According to the press release announcing the breakthrough treatment, previous studies have found that up to 4 percent of adults are suffering from chronic nightmares at any given time. This condition often results in patients waking up during critical phases of the natural sleep cycle, which can impact the experiencer’s overall health and mental well-being, not to mention the overall psychological effects of repeated terror events during an otherwise relaxed state.

To treat this condition, therapists have traditionally employed imagery rehearsal therapy, which asks the patient to essentially re-write the bad scenario in the reoccurring nightmare to have a happier ending. The patients are then taught to practice the new, happier scenario during waking hours in an attempt to cause the unconscious mind to adopt and replace the new ending when actually dreaming.

Results of this treatment are mixed, with some patients showing great improvement while others show little to no improvement. Now, Swiss researchers say they have improved that system by playing a specific sound during the conscious rehearsal of the happier storyline and then playing that sound back while sleeping.


“There is a relationship between the types of emotions experienced in dreams and our emotional well-being,” says senior author Lampros Perogamvros, a psychiatrist at the Sleep Laboratory of the Geneva University Hospitals and the University of Geneva. “Based on this observation, we had the idea that we could help people by manipulating emotions in their dreams.”

To test their hypothesis, the Swiss team enlisted a group of 36 patients who were already undergoing traditional imagery rehearsal therapy. Half of the patients continued using the traditional method, while the other half employed the new sound-association technique. This involved patients creating a positive version of the dream storyline just like the others, but also required them to associate this new storyline with a specific sound.

Next, to embed this sound deeper into the patient’s unconscious mind, they were tasked with repeatedly reimagining their new storyline daily while listening to the sound during this mental rehearsal. Then, they were each given a wireless headband that could sense when they entered REM sleep, where nightmares typically occur, and begin playing the positively associated sound. A form of auditory inception, if you will.
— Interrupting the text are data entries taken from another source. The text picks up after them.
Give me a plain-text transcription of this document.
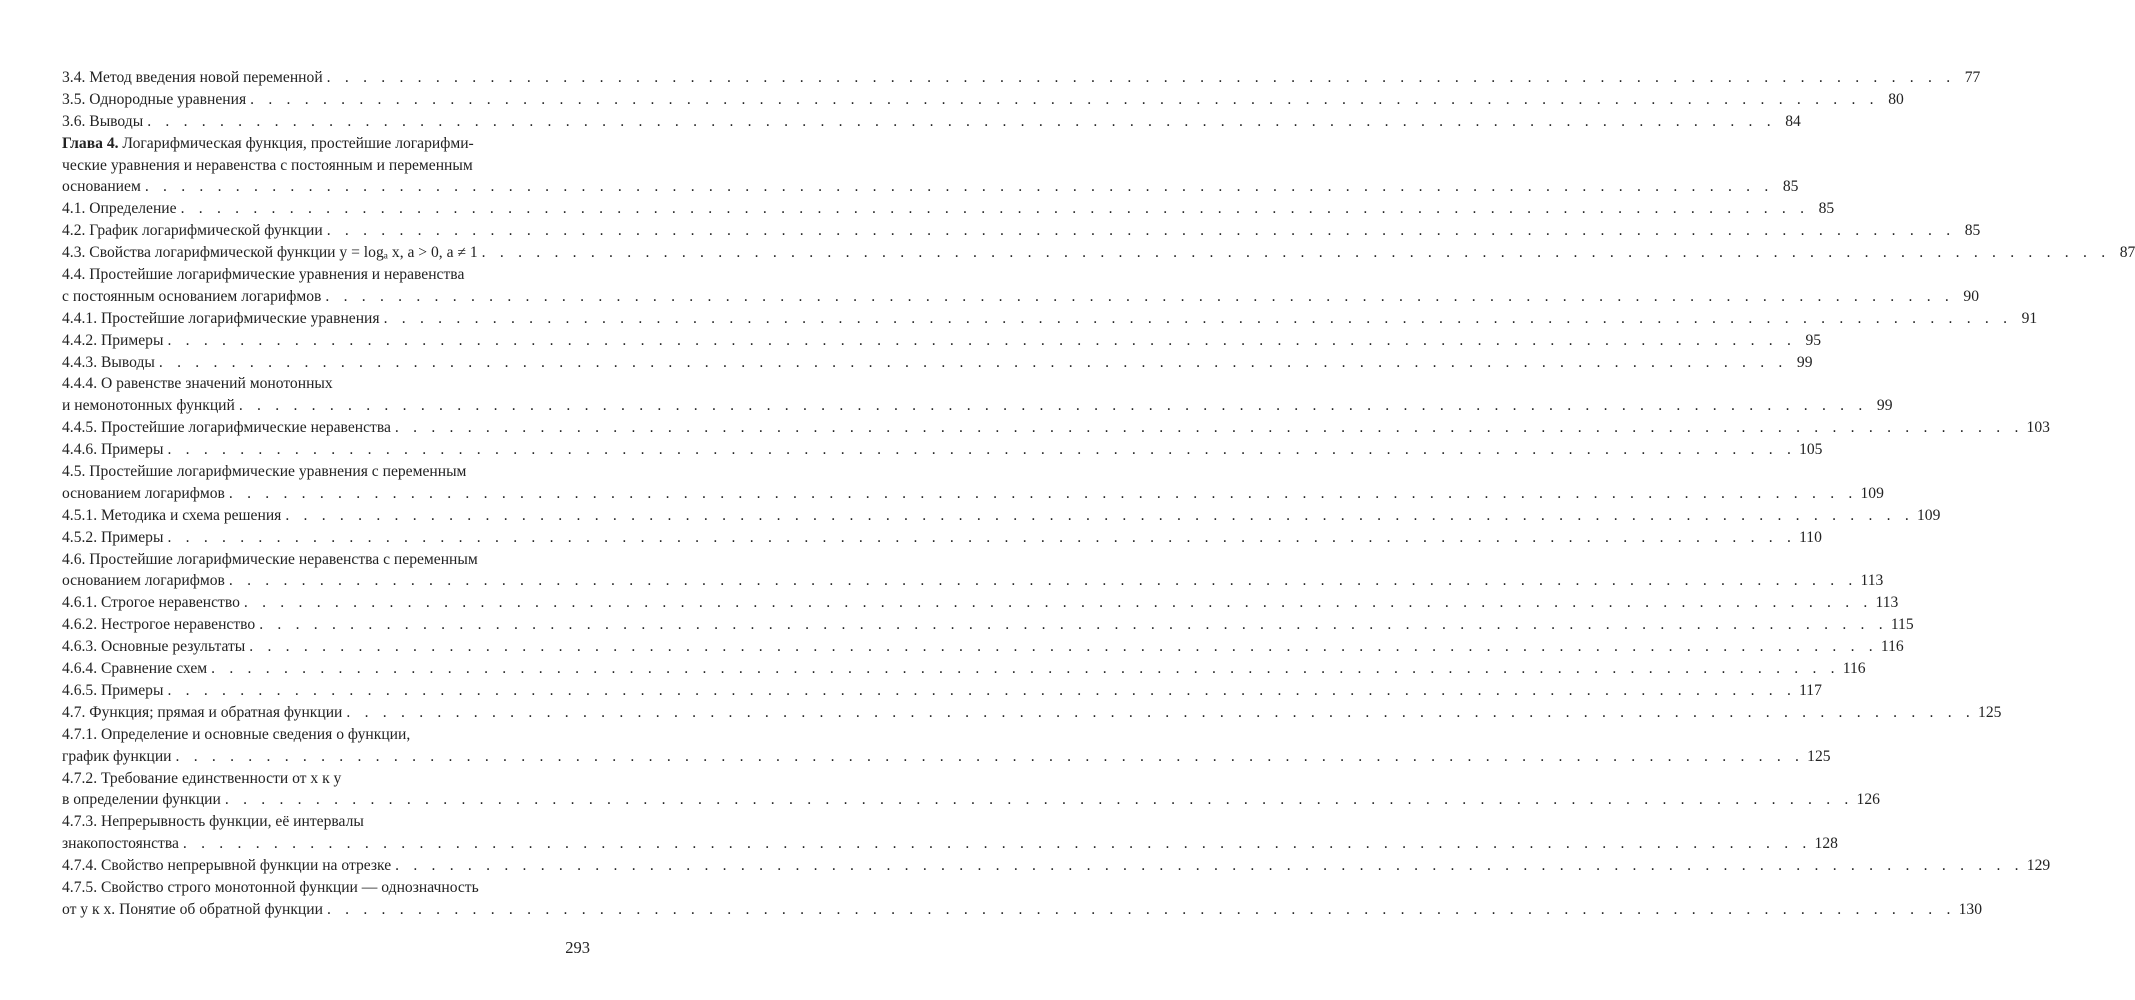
3.4. Метод введения новой переменной . . . . . . . . . . . . . . . . . . . . . . . . . . . . . . . . . . . . . . . . . . . . . . . . . . . . . . . . . . . . . . . . . . . . . . . . . . . . . . . . . . . . . . . . . . 77
3.5. Однородные уравнения . . . . . . . . . . . . . . . . . . . . . . . . . . . . . . . . . . . . . . . . . . . . . . . . . . . . . . . . . . . . . . . . . . . . . . . . . . . . . . . . . . . . . . . . . . 80
3.6. Выводы . . . . . . . . . . . . . . . . . . . . . . . . . . . . . . . . . . . . . . . . . . . . . . . . . . . . . . . . . . . . . . . . . . . . . . . . . . . . . . . . . . . . . . . . . . 84
Глава 4. Логарифмическая функция, простейшие логарифми-
ческие уравнения и неравенства с постоянным и переменным
основанием . . . . . . . . . . . . . . . . . . . . . . . . . . . . . . . . . . . . . . . . . . . . . . . . . . . . . . . . . . . . . . . . . . . . . . . . . . . . . . . . . . . . . . . . . . 85
4.1. Определение . . . . . . . . . . . . . . . . . . . . . . . . . . . . . . . . . . . . . . . . . . . . . . . . . . . . . . . . . . . . . . . . . . . . . . . . . . . . . . . . . . . . . . . . . . 85
4.2. График логарифмической функции . . . . . . . . . . . . . . . . . . . . . . . . . . . . . . . . . . . . . . . . . . . . . . . . . . . . . . . . . . . . . . . . . . . . . . . . . . . . . . . . . . . . . . . . . . 85
4.3. Свойства логарифмической функции y = logₐ x, a > 0, a ≠ 1 . . . . . . . . . . . . . . . . . . . . . . . . . . . . . . . . . . . . . . . . . . . . . . . . . . . . . . . . . . . . . . . . . . . . . . . . . . . . . . . . . . . . . . . . . . 87
4.4. Простейшие логарифмические уравнения и неравенства
с постоянным основанием логарифмов . . . . . . . . . . . . . . . . . . . . . . . . . . . . . . . . . . . . . . . . . . . . . . . . . . . . . . . . . . . . . . . . . . . . . . . . . . . . . . . . . . . . . . . . . . 90
4.4.1. Простейшие логарифмические уравнения . . . . . . . . . . . . . . . . . . . . . . . . . . . . . . . . . . . . . . . . . . . . . . . . . . . . . . . . . . . . . . . . . . . . . . . . . . . . . . . . . . . . . . . . . . 91
4.4.2. Примеры . . . . . . . . . . . . . . . . . . . . . . . . . . . . . . . . . . . . . . . . . . . . . . . . . . . . . . . . . . . . . . . . . . . . . . . . . . . . . . . . . . . . . . . . . . 95
4.4.3. Выводы . . . . . . . . . . . . . . . . . . . . . . . . . . . . . . . . . . . . . . . . . . . . . . . . . . . . . . . . . . . . . . . . . . . . . . . . . . . . . . . . . . . . . . . . . . 99
4.4.4. О равенстве значений монотонных
и немонотонных функций . . . . . . . . . . . . . . . . . . . . . . . . . . . . . . . . . . . . . . . . . . . . . . . . . . . . . . . . . . . . . . . . . . . . . . . . . . . . . . . . . . . . . . . . . . 99
4.4.5. Простейшие логарифмические неравенства . . . . . . . . . . . . . . . . . . . . . . . . . . . . . . . . . . . . . . . . . . . . . . . . . . . . . . . . . . . . . . . . . . . . . . . . . . . . . . . . . . . . . . . . . . 103
4.4.6. Примеры . . . . . . . . . . . . . . . . . . . . . . . . . . . . . . . . . . . . . . . . . . . . . . . . . . . . . . . . . . . . . . . . . . . . . . . . . . . . . . . . . . . . . . . . . . 105
4.5. Простейшие логарифмические уравнения с переменным
основанием логарифмов . . . . . . . . . . . . . . . . . . . . . . . . . . . . . . . . . . . . . . . . . . . . . . . . . . . . . . . . . . . . . . . . . . . . . . . . . . . . . . . . . . . . . . . . . . 109
4.5.1. Методика и схема решения . . . . . . . . . . . . . . . . . . . . . . . . . . . . . . . . . . . . . . . . . . . . . . . . . . . . . . . . . . . . . . . . . . . . . . . . . . . . . . . . . . . . . . . . . . 109
4.5.2. Примеры . . . . . . . . . . . . . . . . . . . . . . . . . . . . . . . . . . . . . . . . . . . . . . . . . . . . . . . . . . . . . . . . . . . . . . . . . . . . . . . . . . . . . . . . . . 110
4.6. Простейшие логарифмические неравенства с переменным
основанием логарифмов . . . . . . . . . . . . . . . . . . . . . . . . . . . . . . . . . . . . . . . . . . . . . . . . . . . . . . . . . . . . . . . . . . . . . . . . . . . . . . . . . . . . . . . . . . 113
4.6.1. Строгое неравенство . . . . . . . . . . . . . . . . . . . . . . . . . . . . . . . . . . . . . . . . . . . . . . . . . . . . . . . . . . . . . . . . . . . . . . . . . . . . . . . . . . . . . . . . . . 113
4.6.2. Нестрогое неравенство . . . . . . . . . . . . . . . . . . . . . . . . . . . . . . . . . . . . . . . . . . . . . . . . . . . . . . . . . . . . . . . . . . . . . . . . . . . . . . . . . . . . . . . . . . 115
4.6.3. Основные результаты . . . . . . . . . . . . . . . . . . . . . . . . . . . . . . . . . . . . . . . . . . . . . . . . . . . . . . . . . . . . . . . . . . . . . . . . . . . . . . . . . . . . . . . . . . 116
4.6.4. Сравнение схем . . . . . . . . . . . . . . . . . . . . . . . . . . . . . . . . . . . . . . . . . . . . . . . . . . . . . . . . . . . . . . . . . . . . . . . . . . . . . . . . . . . . . . . . . . 116
4.6.5. Примеры . . . . . . . . . . . . . . . . . . . . . . . . . . . . . . . . . . . . . . . . . . . . . . . . . . . . . . . . . . . . . . . . . . . . . . . . . . . . . . . . . . . . . . . . . . 117
4.7. Функция; прямая и обратная функции . . . . . . . . . . . . . . . . . . . . . . . . . . . . . . . . . . . . . . . . . . . . . . . . . . . . . . . . . . . . . . . . . . . . . . . . . . . . . . . . . . . . . . . . . . 125
4.7.1. Определение и основные сведения о функции,
график функции . . . . . . . . . . . . . . . . . . . . . . . . . . . . . . . . . . . . . . . . . . . . . . . . . . . . . . . . . . . . . . . . . . . . . . . . . . . . . . . . . . . . . . . . . . 125
4.7.2. Требование единственности от x к y
в определении функции . . . . . . . . . . . . . . . . . . . . . . . . . . . . . . . . . . . . . . . . . . . . . . . . . . . . . . . . . . . . . . . . . . . . . . . . . . . . . . . . . . . . . . . . . . 126
4.7.3. Непрерывность функции, её интервалы
знакопостоянства . . . . . . . . . . . . . . . . . . . . . . . . . . . . . . . . . . . . . . . . . . . . . . . . . . . . . . . . . . . . . . . . . . . . . . . . . . . . . . . . . . . . . . . . . . 128
4.7.4. Свойство непрерывной функции на отрезке . . . . . . . . . . . . . . . . . . . . . . . . . . . . . . . . . . . . . . . . . . . . . . . . . . . . . . . . . . . . . . . . . . . . . . . . . . . . . . . . . . . . . . . . . . 129
4.7.5. Свойство строго монотонной функции — однозначность
от y к x. Понятие об обратной функции . . . . . . . . . . . . . . . . . . . . . . . . . . . . . . . . . . . . . . . . . . . . . . . . . . . . . . . . . . . . . . . . . . . . . . . . . . . . . . . . . . . . . . . . . . 130
293
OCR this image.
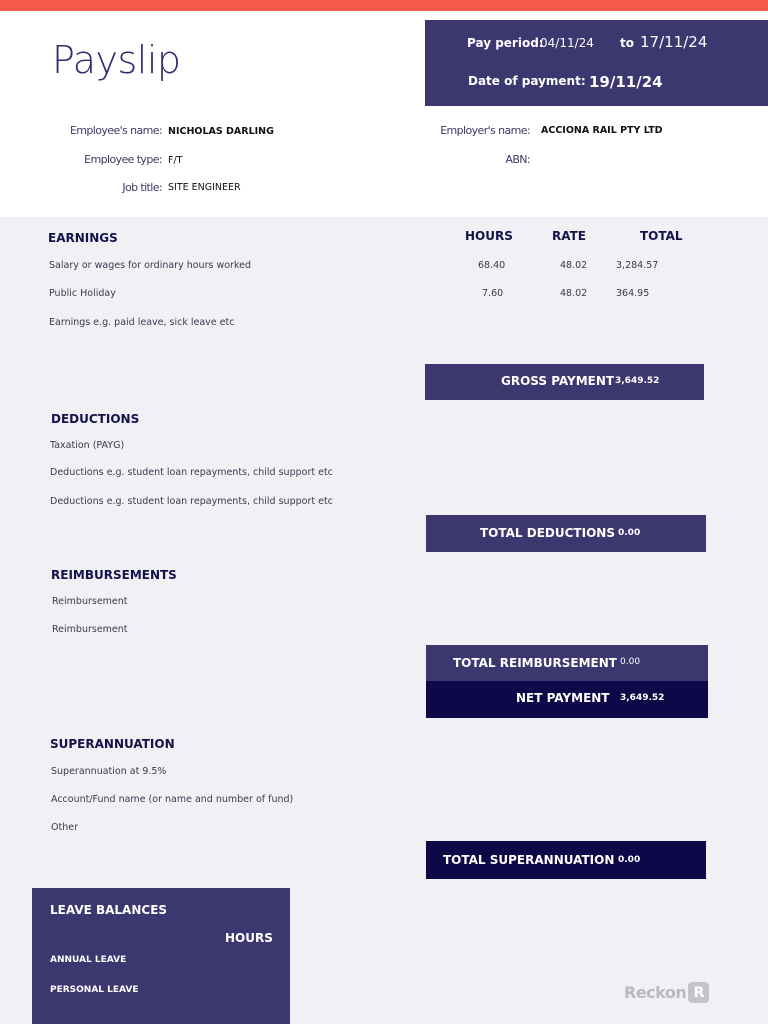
Payslip	Pay period:
04/11/24 to 17/11/24
Date of payment: 19/11/24
Employee's name: NICHOLAS DARLING
Employee type: F/T
Job title: SITE ENGINEER
Employer's name: ACCIONA RAIL PTY LTD
ABN:
EARNINGS	HOURS	RATE	TOTAL
Salary or wages for ordinary hours worked	68.40	48.02	3,284.57
Public Holiday	7.60	48.02	364.95
Earnings e.g. paid leave, sick leave etc
GROSS PAYMENT 3,649.52
DEDUCTIONS
Taxation (PAYG)
Deductions e.g. student loan repayments, child support etc
Deductions e.g. student loan repayments, child support etc
TOTAL DEDUCTIONS 0.00
REIMBURSEMENTS
Reimbursement
Reimbursement
TOTAL REIMBURSEMENT 0.00
NET PAYMENT 3,649.52
SUPERANNUATION
Superannuation at 9.5%
Account/Fund name (or name and number of fund)
Other
TOTAL SUPERANNUATION 0.00
LEAVE BALANCES
HOURS
ANNUAL LEAVE
PERSONAL LEAVE	Reckon R
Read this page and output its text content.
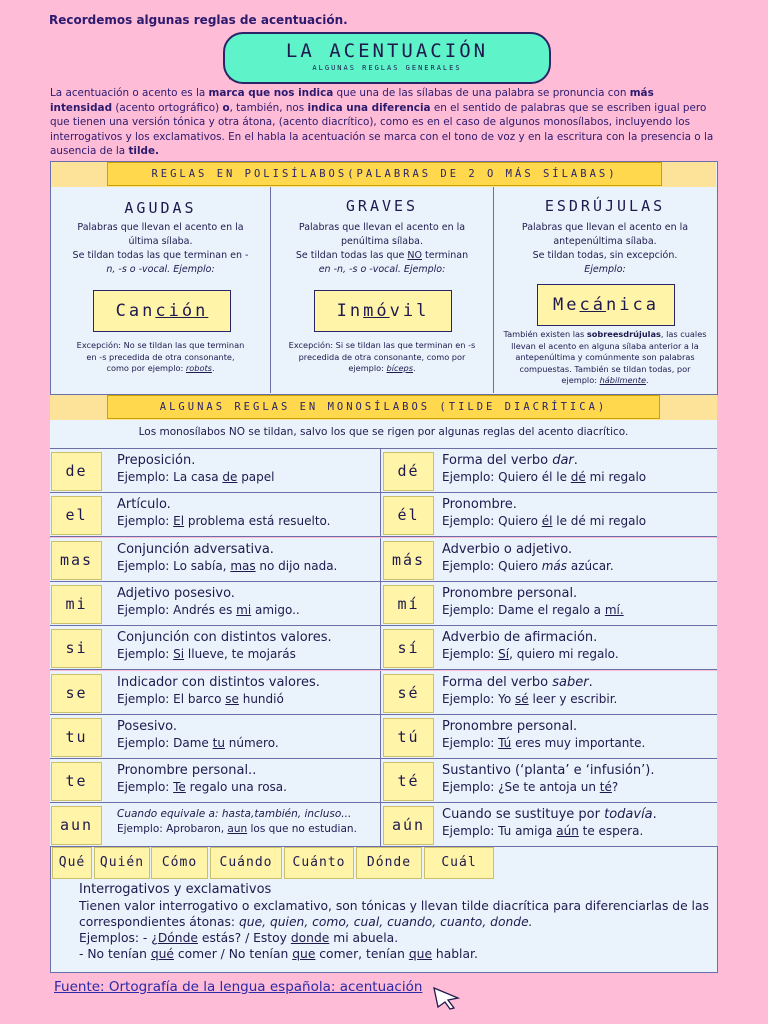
Recordemos algunas reglas de acentuación.
LA ACENTUACIÓN
ALGUNAS REGLAS GENERALES
La acentuación o acento es la marca que nos indica que una de las sílabas de una palabra se pronuncia con más intensidad (acento ortográfico) o, también, nos indica una diferencia en el sentido de palabras que se escriben igual pero que tienen una versión tónica y otra átona, (acento diacrítico), como es en el caso de algunos monosílabos, incluyendo los interrogativos y los exclamativos. En el habla la acentuación se marca con el tono de voz y en la escritura con la presencia o la ausencia de la tilde.
REGLAS EN POLISÍLABOS(PALABRAS DE 2 O MÁS SÍLABAS)
AGUDAS
Palabras que llevan el acento en la
última sílaba.
Se tildan todas las que terminan en -
n, -s o -vocal. Ejemplo:
Canción
Excepción: No se tildan las que terminan
en -s precedida de otra consonante,
como por ejemplo: robots.
GRAVES
Palabras que llevan el acento en la
penúltima sílaba.
Se tildan todas las que NO terminan
en -n, -s o -vocal. Ejemplo:
Inmóvil
Excepción: Si se tildan las que terminan en -s
precedida de otra consonante, como por
ejemplo: bíceps.
ESDRÚJULAS
Palabras que llevan el acento en la
antepenúltima sílaba.
Se tildan todas, sin excepción.
Ejemplo:
Mecánica
También existen las sobreesdrújulas, las cuales
llevan el acento en alguna sílaba anterior a la
antepenúltima y comúnmente son palabras
compuestas. También se tildan todas, por
ejemplo: hábilmente.
ALGUNAS REGLAS EN MONOSÍLABOS (TILDE DIACRÍTICA)
Los monosílabos NO se tildan, salvo los que se rigen por algunas reglas del acento diacrítico.
de
Preposición.
Ejemplo: La casa de papel	dé
Forma del verbo dar.
Ejemplo: Quiero él le dé mi regalo
el
Artículo.
Ejemplo: El problema está resuelto.	él
Pronombre.
Ejemplo: Quiero él le dé mi regalo
mas
Conjunción adversativa.
Ejemplo: Lo sabía, mas no dijo nada.	más
Adverbio o adjetivo.
Ejemplo: Quiero más azúcar.
mi
Adjetivo posesivo.
Ejemplo: Andrés es mi amigo..	mí
Pronombre personal.
Ejemplo: Dame el regalo a mí.
si
Conjunción con distintos valores.
Ejemplo: Si llueve, te mojarás	sí
Adverbio de afirmación.
Ejemplo: Sí, quiero mi regalo.
se
Indicador con distintos valores.
Ejemplo: El barco se hundió	sé
Forma del verbo saber.
Ejemplo: Yo sé leer y escribir.
tu
Posesivo.
Ejemplo: Dame tu número.	tú
Pronombre personal.
Ejemplo: Tú eres muy importante.
te
Pronombre personal..
Ejemplo: Te regalo una rosa.	té
Sustantivo (‘planta’ e ‘infusión’).
Ejemplo: ¿Se te antoja un té?
aun
Cuando equivale a: hasta,también, incluso...
Ejemplo: Aprobaron, aun los que no estudian.	aún
Cuando se sustituye por todavía.
Ejemplo: Tu amiga aún te espera.
Qué	Quién	Cómo	Cuándo	Cuánto	Dónde	Cuál
Interrogativos y exclamativos
Tienen valor interrogativo o exclamativo, son tónicas y llevan tilde diacrítica para diferenciarlas de las
correspondientes átonas: que, quien, como, cual, cuando, cuanto, donde.
Ejemplos: - ¿Dónde estás? / Estoy donde mi abuela.
- No tenían qué comer / No tenían que comer, tenían que hablar.
Fuente: Ortografía de la lengua española: acentuación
As expected, both groups saw an overall decrease in their nightmare frequency, supporting the often positive results from traditional imagery rehearsal therapy. However, the group that received the sound therapy reported significantly fewer nightmares per week, as well as fewer nightmares up to three months after the treatment. Furthermore, the sound patients reported experiencing more “joy” while dreaming, an unexpected side effect of the treatment.

“We observed a fast decrease of nightmares, together with dreams becoming emotionally more positive,” said Perogamvros. “For us, researchers and clinicians, these findings are very promising both for the study of emotional processing during sleep and for the development of new therapies.”

The researchers also noted that the patients had very little resistance to the added steps required to embed a positive sound into their unconscious mind that could be activated during their nightmares.

“We were positively surprised by how well the participants respected and tolerated the study procedures,” says Perogamvros, “for example, performing imagery rehearsal therapy every day and wearing the sleep headband during the night.”


Published in the journal Current Biology, the research team concedes their work is only a first step, and the small sample size means more follow-up work will be necessary to prove the sound therapy’s success across a more diverse patient group. Still, the results are promising and may offer significant relief to the millions suffering from debilitating, reoccurring nightmares.

“In this study, we show that we can reduce the number of emotionally very strong and very negative dreams in patients suffering from nightmares,” said Perogamvros.